- The paper introduces the GSM-IC dataset to systematically assess LLM performance amidst irrelevant contextual distractors.
- It evaluates prompting techniques and demonstrates that arithmetic accuracy drops significantly when extraneous context is present.
- Mitigation strategies like self-consistency and instruction prompts noticeably improve accuracy, highlighting robust model design paths.
LLMs Can Be Easily Distracted by Irrelevant Context
The paper presented by Shi et al. examines the susceptibility of LLMs to distractors within problem contexts, particularly focusing on arithmetic reasoning tasks. This paper reveals crucial insights into the inherent limitations of LLMs, specifically when confronted with extraneous information not affecting the target output.
Key Contributions
- GSM-IC Dataset: The authors introduce the Grade-School Math with Irrelevant Context (GSM-IC) dataset. Unlike typical benchmarks, the GSM-IC dataset is enriched with distractor sentences added to the baseline problems, ensuring these do not alter the correct solutions. This dataset serves as a tool to evaluate the impact of irrelevant information on the reasoning capabilities of LLMs.
- Evaluation of Prompting Techniques: The paper leverages state-of-the-art prompting techniques on the GSM-IC dataset, including Chain-of-Thought (CoT) prompting, Least-to-Most (LtM) prompting, and Program-based approaches. The results show a marked decline in model accuracy in the presence of irrelevant context, underscoring the distractibility of these models.
- Mitigation Strategies: Several strategies are evaluated, such as self-consistency and instruction-based prompting. The implementation of self-consistency, which involves sampling multiple outputs and voting for the most consistent answer, notably improves model robustness. Instruction-based prompts instructing the model to ignore irrelevant information also demonstrated significant performance gains.
Experimental Outcomes
- Performance Drop: The paper illustrates a substantial decline in model performance on GSM-IC compared to the original GSM8K dataset. For instance, less than 18% consistency is observed across various prompting techniques when irrelevant information is introduced.
- Self-Consistency: Implementing self-consistency significantly boosts the recall of correct answers to 99.7% when 20 samples are considered per problem, revealing the potential of this technique in improving model robustness.
- Role of Exemplars: Including irrelevant information within exemplars serves to enhance performance, indicating that models can learn to disregard extraneous information through examples or explicit instructions.
- Impact of Irrelevant Context Factors: The analysis reveals that factors such as role name overlap and in-range numbers notably affect model sensitivity, while topic relevance of distractors also plays a critical role in model performance degradation.
Implications and Future Work
The findings elucidated in the paper highlight a crucial limitation in LLMs: the inability to selectively discount irrelevant context, which impairs their real-world application in tasks necessitating nuanced context understanding. These observations suggest directions for future research, such as refining training techniques to enhance contextual filtering abilities of LLMs or devising new architectures inherently robust to irrelevant inputs.
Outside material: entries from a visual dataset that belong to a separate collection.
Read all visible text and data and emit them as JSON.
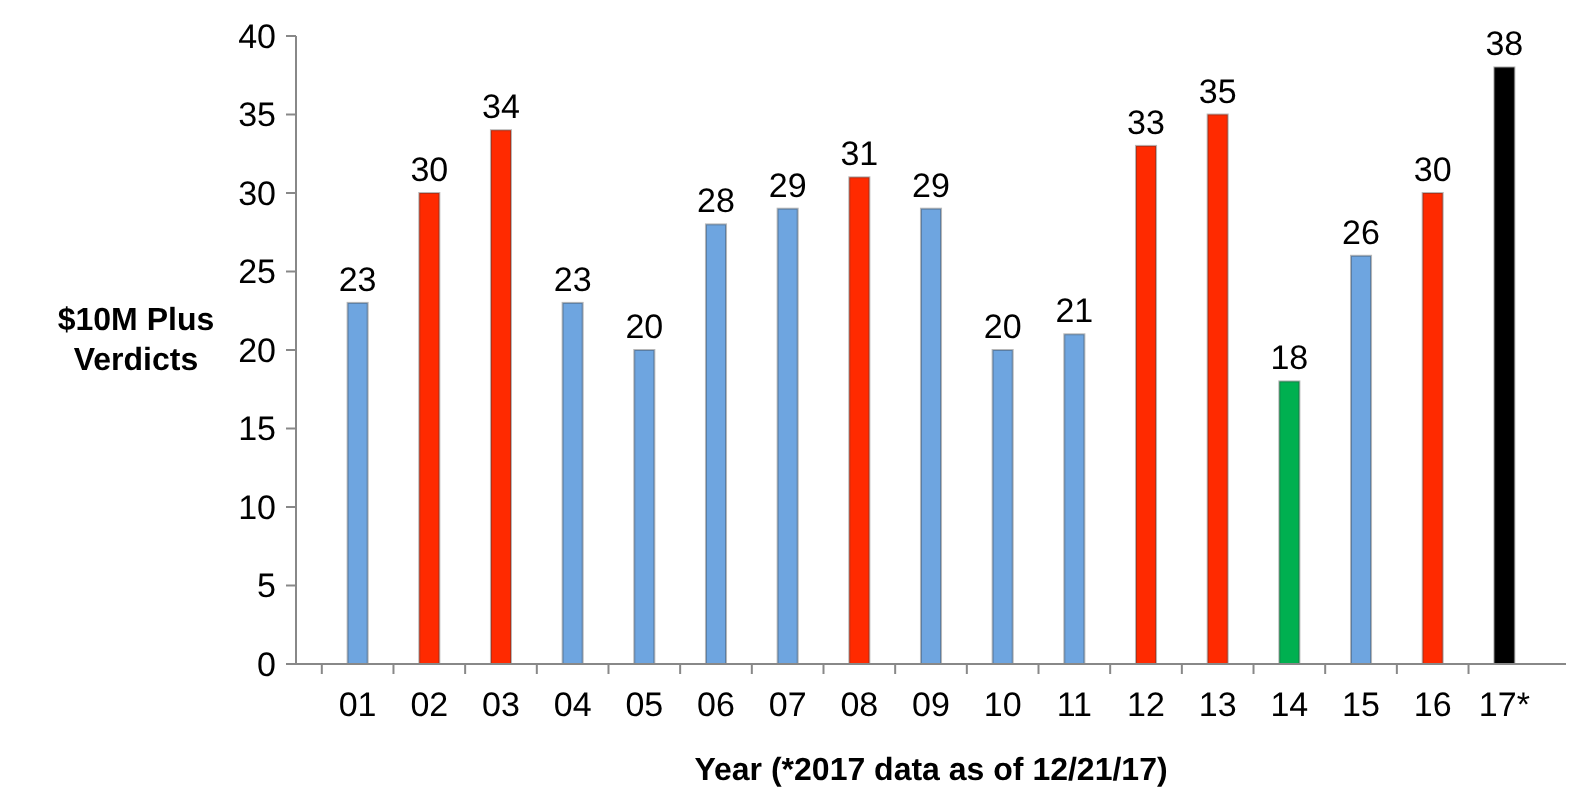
{
  "chart_data": {
    "type": "bar",
    "xlabel": "Year (*2017 data as of 12/21/17)",
    "ylabel": "$10M Plus\nVerdicts",
    "categories": [
      "01",
      "02",
      "03",
      "04",
      "05",
      "06",
      "07",
      "08",
      "09",
      "10",
      "11",
      "12",
      "13",
      "14",
      "15",
      "16",
      "17*"
    ],
    "values": [
      23,
      30,
      34,
      23,
      20,
      28,
      29,
      31,
      29,
      20,
      21,
      33,
      35,
      18,
      26,
      30,
      38
    ],
    "colors": [
      "#6ea5e0",
      "#ff2a00",
      "#ff2a00",
      "#6ea5e0",
      "#6ea5e0",
      "#6ea5e0",
      "#6ea5e0",
      "#ff2a00",
      "#6ea5e0",
      "#6ea5e0",
      "#6ea5e0",
      "#ff2a00",
      "#ff2a00",
      "#00b050",
      "#6ea5e0",
      "#ff2a00",
      "#000000"
    ],
    "ylim": [
      0,
      40
    ],
    "yticks": [
      0,
      5,
      10,
      15,
      20,
      25,
      30,
      35,
      40
    ],
    "data_labels": true,
    "grid": false
  }
}
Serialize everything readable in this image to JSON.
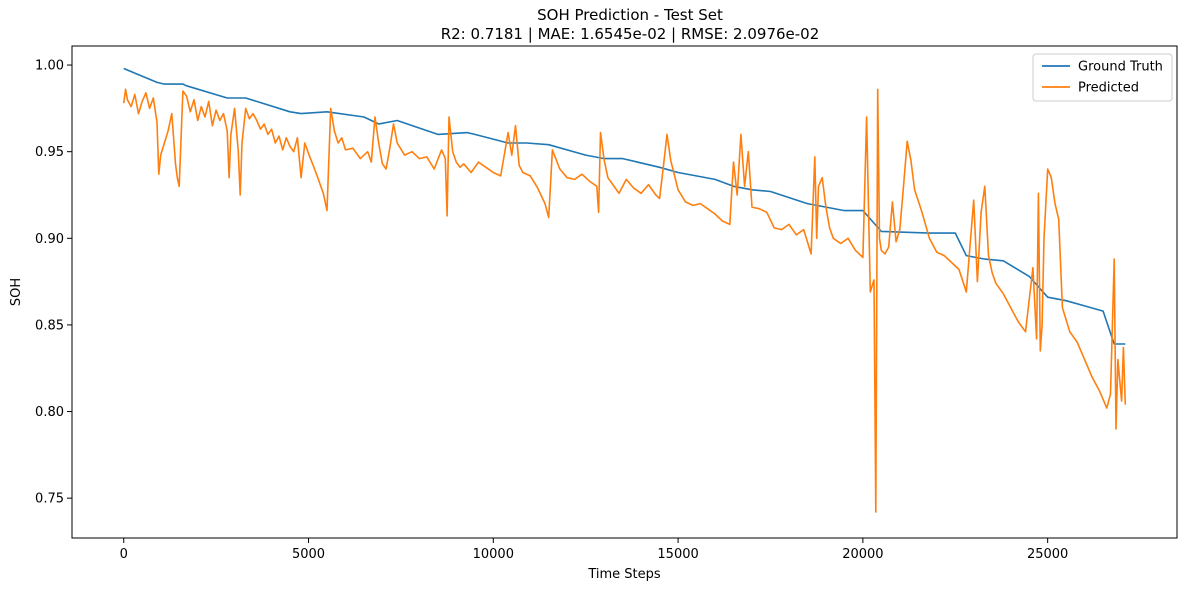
{
  "chart_data": {
    "type": "line",
    "title": "SOH Prediction - Test Set",
    "subtitle": "R2: 0.7181 | MAE: 1.6545e-02 | RMSE: 2.0976e-02",
    "xlabel": "Time Steps",
    "ylabel": "SOH",
    "xlim": [
      -1400,
      28500
    ],
    "ylim": [
      0.727,
      1.011
    ],
    "xticks": [
      0,
      5000,
      10000,
      15000,
      20000,
      25000
    ],
    "xtick_labels": [
      "0",
      "5000",
      "10000",
      "15000",
      "20000",
      "25000"
    ],
    "yticks": [
      0.75,
      0.8,
      0.85,
      0.9,
      0.95,
      1.0
    ],
    "ytick_labels": [
      "0.75",
      "0.80",
      "0.85",
      "0.90",
      "0.95",
      "1.00"
    ],
    "grid": false,
    "legend_position": "top-right",
    "series": [
      {
        "name": "Ground Truth",
        "color": "#1f77b4",
        "x": [
          0,
          900,
          1100,
          1600,
          1700,
          2800,
          3300,
          4500,
          4800,
          5500,
          6500,
          6900,
          7400,
          8500,
          9300,
          9500,
          10400,
          10900,
          11500,
          12500,
          13000,
          13500,
          14500,
          15000,
          16000,
          16500,
          17000,
          17500,
          18500,
          19500,
          20000,
          20500,
          21800,
          22500,
          22800,
          23300,
          23800,
          24500,
          25000,
          25500,
          26000,
          26500,
          26800,
          27100
        ],
        "y": [
          0.998,
          0.99,
          0.989,
          0.989,
          0.988,
          0.981,
          0.981,
          0.973,
          0.972,
          0.973,
          0.97,
          0.966,
          0.968,
          0.96,
          0.961,
          0.96,
          0.955,
          0.955,
          0.954,
          0.948,
          0.946,
          0.946,
          0.941,
          0.938,
          0.934,
          0.93,
          0.928,
          0.927,
          0.92,
          0.916,
          0.916,
          0.904,
          0.903,
          0.903,
          0.89,
          0.888,
          0.887,
          0.878,
          0.866,
          0.864,
          0.861,
          0.858,
          0.839,
          0.839
        ]
      },
      {
        "name": "Predicted",
        "color": "#ff7f0e",
        "x": [
          0,
          50,
          100,
          200,
          300,
          400,
          500,
          600,
          700,
          800,
          900,
          950,
          1000,
          1100,
          1200,
          1300,
          1350,
          1400,
          1450,
          1500,
          1600,
          1700,
          1800,
          1900,
          2000,
          2100,
          2200,
          2300,
          2400,
          2500,
          2600,
          2700,
          2800,
          2850,
          2900,
          3000,
          3100,
          3150,
          3200,
          3300,
          3400,
          3500,
          3600,
          3700,
          3800,
          3900,
          4000,
          4100,
          4200,
          4300,
          4400,
          4500,
          4600,
          4700,
          4800,
          4900,
          5000,
          5200,
          5400,
          5500,
          5600,
          5700,
          5800,
          5900,
          6000,
          6200,
          6400,
          6600,
          6700,
          6800,
          6900,
          7000,
          7100,
          7200,
          7300,
          7400,
          7600,
          7800,
          8000,
          8200,
          8400,
          8600,
          8700,
          8750,
          8800,
          8900,
          9000,
          9100,
          9200,
          9400,
          9600,
          9800,
          10000,
          10200,
          10400,
          10500,
          10600,
          10700,
          10800,
          11000,
          11200,
          11400,
          11500,
          11600,
          11800,
          12000,
          12200,
          12400,
          12600,
          12800,
          12850,
          12900,
          13000,
          13100,
          13200,
          13400,
          13600,
          13800,
          14000,
          14200,
          14400,
          14500,
          14600,
          14700,
          14800,
          15000,
          15200,
          15400,
          15600,
          15800,
          16000,
          16200,
          16400,
          16500,
          16600,
          16700,
          16800,
          16900,
          17000,
          17200,
          17400,
          17600,
          17800,
          18000,
          18200,
          18400,
          18600,
          18700,
          18750,
          18800,
          18900,
          19000,
          19100,
          19200,
          19400,
          19600,
          19800,
          20000,
          20100,
          20200,
          20300,
          20350,
          20400,
          20450,
          20500,
          20600,
          20700,
          20800,
          20900,
          21000,
          21100,
          21200,
          21300,
          21400,
          21600,
          21800,
          22000,
          22200,
          22400,
          22600,
          22800,
          23000,
          23100,
          23200,
          23300,
          23400,
          23500,
          23600,
          23800,
          24000,
          24200,
          24400,
          24600,
          24700,
          24750,
          24800,
          24850,
          24900,
          25000,
          25100,
          25200,
          25300,
          25400,
          25600,
          25800,
          26000,
          26200,
          26400,
          26600,
          26700,
          26800,
          26850,
          26900,
          27000,
          27050,
          27100
        ],
        "y": [
          0.978,
          0.986,
          0.98,
          0.976,
          0.983,
          0.972,
          0.979,
          0.984,
          0.975,
          0.981,
          0.967,
          0.937,
          0.948,
          0.955,
          0.962,
          0.972,
          0.958,
          0.943,
          0.935,
          0.93,
          0.985,
          0.982,
          0.973,
          0.98,
          0.968,
          0.976,
          0.97,
          0.979,
          0.965,
          0.974,
          0.968,
          0.972,
          0.962,
          0.935,
          0.96,
          0.975,
          0.95,
          0.925,
          0.955,
          0.975,
          0.969,
          0.972,
          0.968,
          0.963,
          0.966,
          0.96,
          0.963,
          0.955,
          0.959,
          0.951,
          0.958,
          0.953,
          0.95,
          0.958,
          0.935,
          0.955,
          0.949,
          0.938,
          0.926,
          0.916,
          0.975,
          0.962,
          0.955,
          0.958,
          0.951,
          0.952,
          0.946,
          0.95,
          0.944,
          0.97,
          0.955,
          0.943,
          0.94,
          0.952,
          0.966,
          0.955,
          0.948,
          0.95,
          0.946,
          0.947,
          0.94,
          0.951,
          0.946,
          0.913,
          0.97,
          0.95,
          0.944,
          0.941,
          0.943,
          0.938,
          0.944,
          0.941,
          0.938,
          0.936,
          0.961,
          0.948,
          0.965,
          0.942,
          0.938,
          0.936,
          0.929,
          0.92,
          0.912,
          0.951,
          0.94,
          0.935,
          0.934,
          0.937,
          0.933,
          0.93,
          0.915,
          0.961,
          0.945,
          0.935,
          0.932,
          0.926,
          0.934,
          0.929,
          0.926,
          0.931,
          0.925,
          0.923,
          0.941,
          0.96,
          0.945,
          0.928,
          0.921,
          0.919,
          0.92,
          0.917,
          0.914,
          0.91,
          0.908,
          0.944,
          0.925,
          0.96,
          0.93,
          0.95,
          0.918,
          0.917,
          0.915,
          0.906,
          0.905,
          0.908,
          0.902,
          0.905,
          0.891,
          0.947,
          0.9,
          0.93,
          0.935,
          0.918,
          0.906,
          0.9,
          0.897,
          0.9,
          0.893,
          0.889,
          0.97,
          0.869,
          0.876,
          0.742,
          0.986,
          0.9,
          0.893,
          0.891,
          0.895,
          0.921,
          0.898,
          0.905,
          0.93,
          0.956,
          0.945,
          0.928,
          0.915,
          0.9,
          0.892,
          0.89,
          0.886,
          0.882,
          0.869,
          0.922,
          0.875,
          0.915,
          0.93,
          0.89,
          0.88,
          0.874,
          0.868,
          0.86,
          0.852,
          0.846,
          0.883,
          0.842,
          0.926,
          0.835,
          0.85,
          0.9,
          0.94,
          0.935,
          0.92,
          0.911,
          0.86,
          0.846,
          0.84,
          0.83,
          0.82,
          0.812,
          0.802,
          0.81,
          0.888,
          0.79,
          0.83,
          0.806,
          0.837,
          0.804
        ]
      }
    ]
  }
}
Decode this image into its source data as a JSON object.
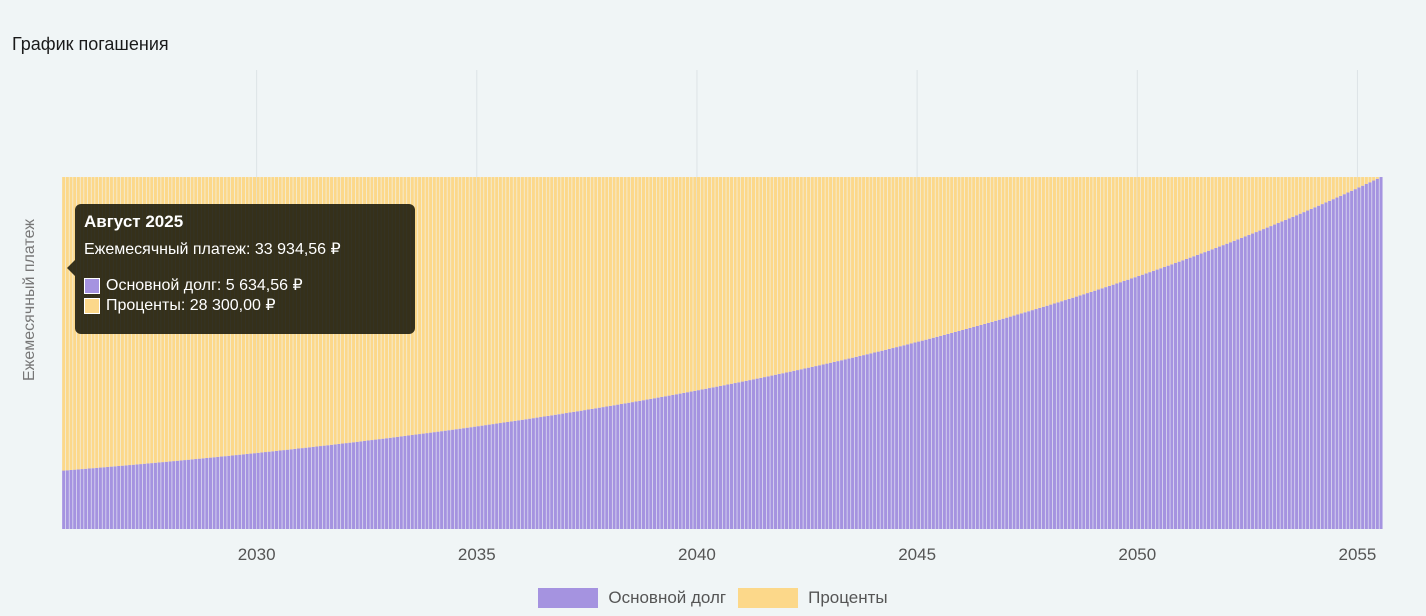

Given the rapid advancements in AI, understanding and mitigating such fundamental weaknesses is vital. Future work should continue to investigate how models process irrelevant contexts across diverse tasks, potentially guiding the development of more resilient and discerning LLMs capable of more reliable reasoning in varied situational contexts.
Overall, this paper contributes significant findings to the current discourse on LLM limitations, opening avenues for further experimental and theoretical investigation in AI and computational linguistics.